Zahra is about the power of imagination. She reminds the Iranian people
that they have every right to defy reality, especially when you consider that
the Islamic Republic itself is more than a fiction held together by fraud and
force. Zahra is about the power of the Iranian people to dream of another
future and to live in another Iran,
a democratic and joyful Iran
where their votes count and their lives matter. She is the only woman candidate
in the race- even though virtual- and the only candidate running on a human
rights platform.
Zahra is the only candidate challenging the legitimacy of a religious
politburo- 13 unelected old men- 12 on the Council of Guardians, and one
Supreme Leader- to rule a nation of 70 million where 70% of the population is
less than 35 years old. At a moment in Iranian history when the leaders are
dismissing the Iranian people as "dust and dirt", it made plenty of
sense for Zahra to enter the race as a virtual candidate. To Iran's leaders,
Zahra may be no more than an illusion speaking to dust and dirt, but her tears
are real. Who knows what magic lies buried in her tears and what miracles can
rise out of dust and dirt? After all, as Zahra knows only too well, Iran is a land
where, paradoxically, the virtual can be more powerful than the real.
Of course, It is
very hard for people inside Iran
to vote for Zahra. She is not on the ballot, but we have had hundreds of people
send us their photos in support of Zahra's call for “free and fair elections”.
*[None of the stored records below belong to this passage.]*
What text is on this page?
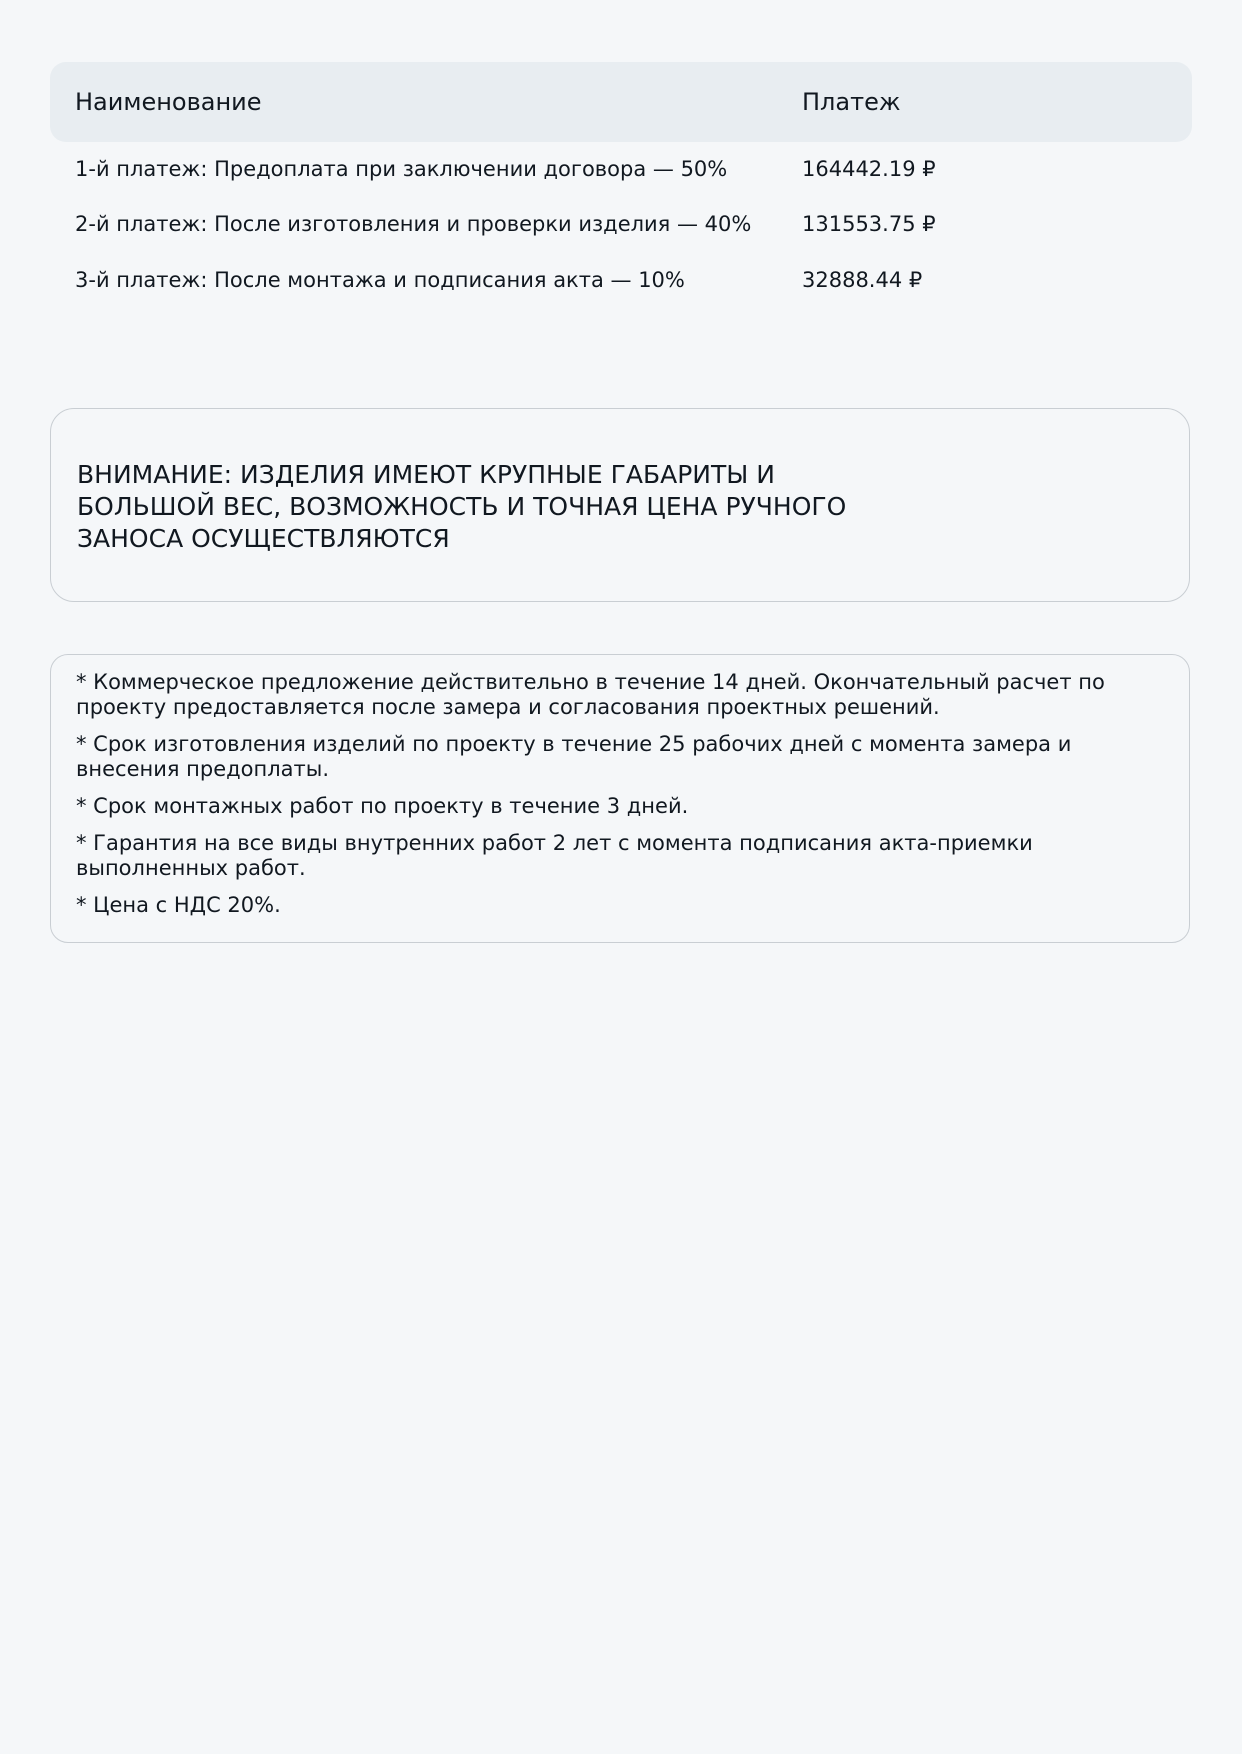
Наименование	Платеж
1-й платеж: Предоплата при заключении договора — 50%	164442.19 ₽
2-й платеж: После изготовления и проверки изделия — 40%	131553.75 ₽
3-й платеж: После монтажа и подписания акта — 10%	32888.44 ₽
ВНИМАНИЕ: ИЗДЕЛИЯ ИМЕЮТ КРУПНЫЕ ГАБАРИТЫ И БОЛЬШОЙ ВЕС, ВОЗМОЖНОСТЬ И ТОЧНАЯ ЦЕНА РУЧНОГО ЗАНОСА ОСУЩЕСТВЛЯЮТСЯ
* Коммерческое предложение действительно в течение 14 дней. Окончательный расчет по проекту предоставляется после замера и согласования проектных решений.
* Срок изготовления изделий по проекту в течение 25 рабочих дней с момента замера и внесения предоплаты.
* Срок монтажных работ по проекту в течение 3 дней.
* Гарантия на все виды внутренних работ 2 лет с момента подписания акта-приемки выполненных работ.
* Цена с НДС 20%.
And we have more hits on facebook and twitter than the other eight
presidential candidates, so we are definitely the frontrunner. More
importantly, the principles for which Zahra stands- human rights, abolition of
the death penalty, release of political prisoners, equality of women,
protection of students and scholars, respect for the will and the vote of the
Iranian people- have deep support inside and outside Iran. The principles are
what matters- we have staked our ground- and virtually everyone knows that we
can have a better Iran.
The truth is that
over the past thirty years, the Islamic Republic has forced millions of
Iranians to leave their country, but neither force nor fraud and neither time
nor distance can kill our love for Iran, its culture and its people.
What we are going through today is a bit like what France went
through in the Second World War. On the surface, the Ayatollah's appear in
power, but throughout the country, there is deep and growing resistance against
a dictatorship that has no grounding in Iranian history or culture.